Adding the layer between the client and Hadoop is the reason for a lot of the ease which Sqoop 2 brings as compared to Sqoop 1. The following table compares this design though between the two versions.
Sqoop 1 | Sqoop 2 |
Command line is the only client option | Command line along with browser interface (via Hue) are the client options |
Client only architecture | Client-server architecture |
Client works only on the same machine where Sqoop is installed | Server setup allows access to Sqoop from different machines |
Tight coupling between other tools (Apache Oozie) when integration is brought about. | Integration is quite easy using the exposed REST API’s |
Connectors and drivers need to be configured for each client installation separately.
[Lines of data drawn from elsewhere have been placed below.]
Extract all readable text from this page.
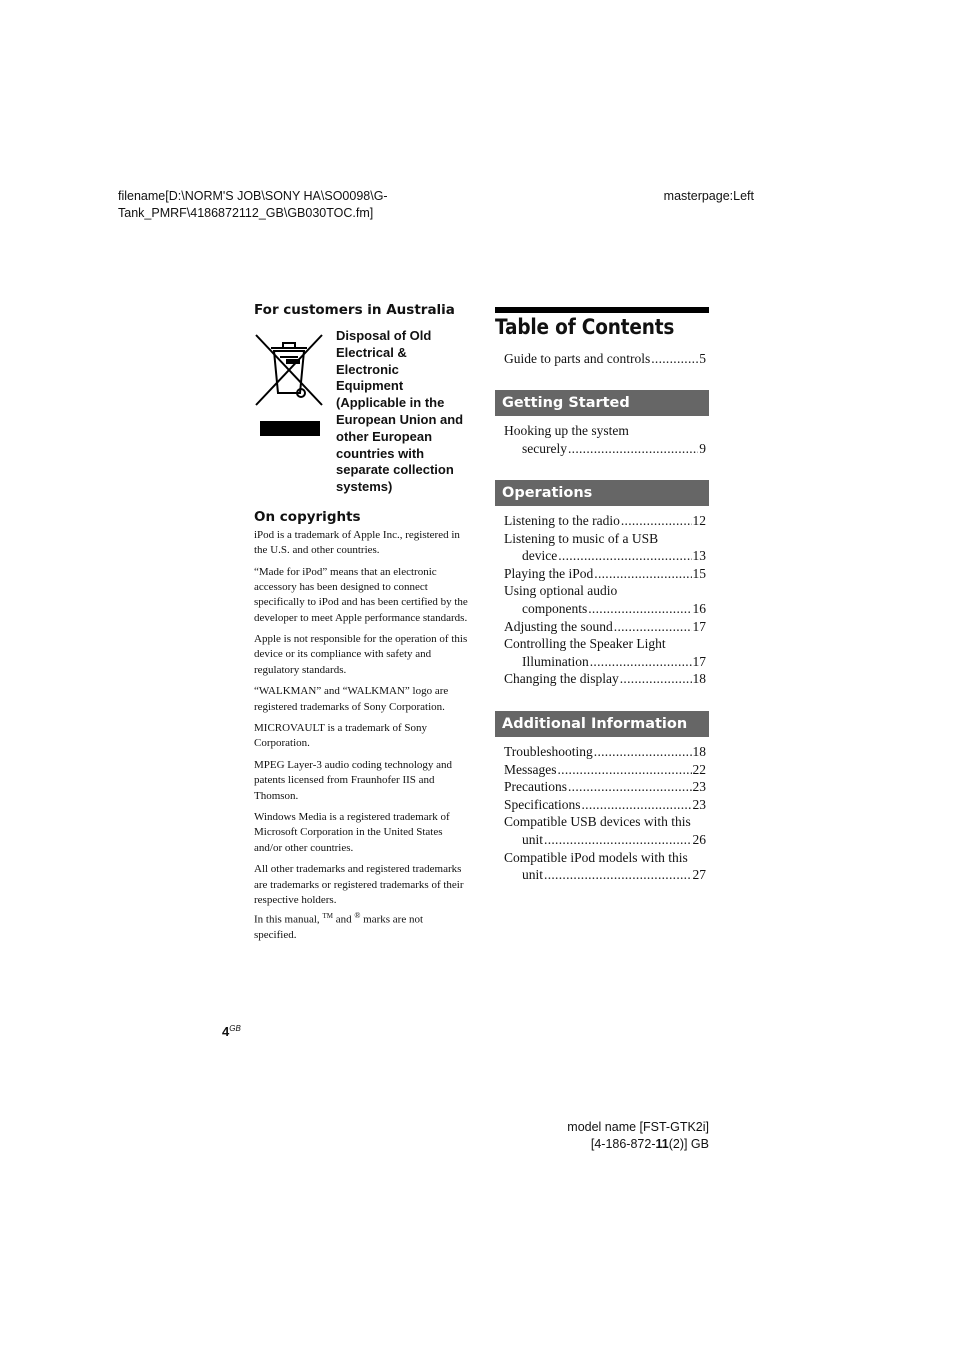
filename[D:\NORM'S JOB\SONY HA\SO0098\G-
Tank_PMRF\4186872112_GB\GB030TOC.fm]
masterpage:Left
For customers in Australia
Disposal of Old Electrical & Electronic Equipment (Applicable in the European Union and other European countries with separate collection systems)
On copyrights

iPod is a trademark of Apple Inc., registered in the U.S. and other countries.

“Made for iPod” means that an electronic accessory has been designed to connect specifically to iPod and has been certified by the developer to meet Apple performance standards.

Apple is not responsible for the operation of this device or its compliance with safety and regulatory standards.

“WALKMAN” and “WALKMAN” logo are registered trademarks of Sony Corporation.

MICROVAULT is a trademark of Sony Corporation.

MPEG Layer-3 audio coding technology and patents licensed from Fraunhofer IIS and Thomson.

Windows Media is a registered trademark of Microsoft Corporation in the United States and/or other countries.

All other trademarks and registered trademarks are trademarks or registered trademarks of their respective holders.

In this manual, ™ and ® marks are not specified.

$4^{GB}$
Table of Contents
Guide to parts and controls .....	5
Getting Started
Hooking up the system
securely .....	9
Operations
Listening to the radio .....	12
Listening to music of a USB
device .....	13
Playing the iPod .....	15
Using optional audio
components .....	16
Adjusting the sound .....	17
Controlling the Speaker Light
Illumination .....	17
Changing the display .....	18
Additional Information
Troubleshooting .....	18
Messages .....	22
Precautions .....	23
Specifications .....	23
Compatible USB devices with this
unit .....	26
Compatible iPod models with this
unit .....	27
model name [FST-GTK2i]
[4-186-872-11(2)] GB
Each of the clients need to have connection details with them to connect and execute. | Because of server component, connectors and JDBC drivers would be configured in one place |
No well defined role-based access possible. | Role-based access and execution is possible because of the central access by the server component. |
More error prone, as many options are to be filled in manually by the user by reading various available documentation. | Having a browser-based interface makes sure that the user is advised when they make mistakes and that all necessary options are filled in before actually using Sqoop. |
Table 01: Sqoop 1 and Sqoop 2 - Comparison based on Ease of Use
Hue (Hadoop User Experience) is an open-source Web interface that supports Apache Hadoop and its ecosystem, licensed under the Apache v2 license.
- Wikipedia
Quite clearly, this design thought scores well with Sqoop 2 as against Sqoop 1 and most of the advantages come in by default for Sqoop 2 because of the central one-time server component installation.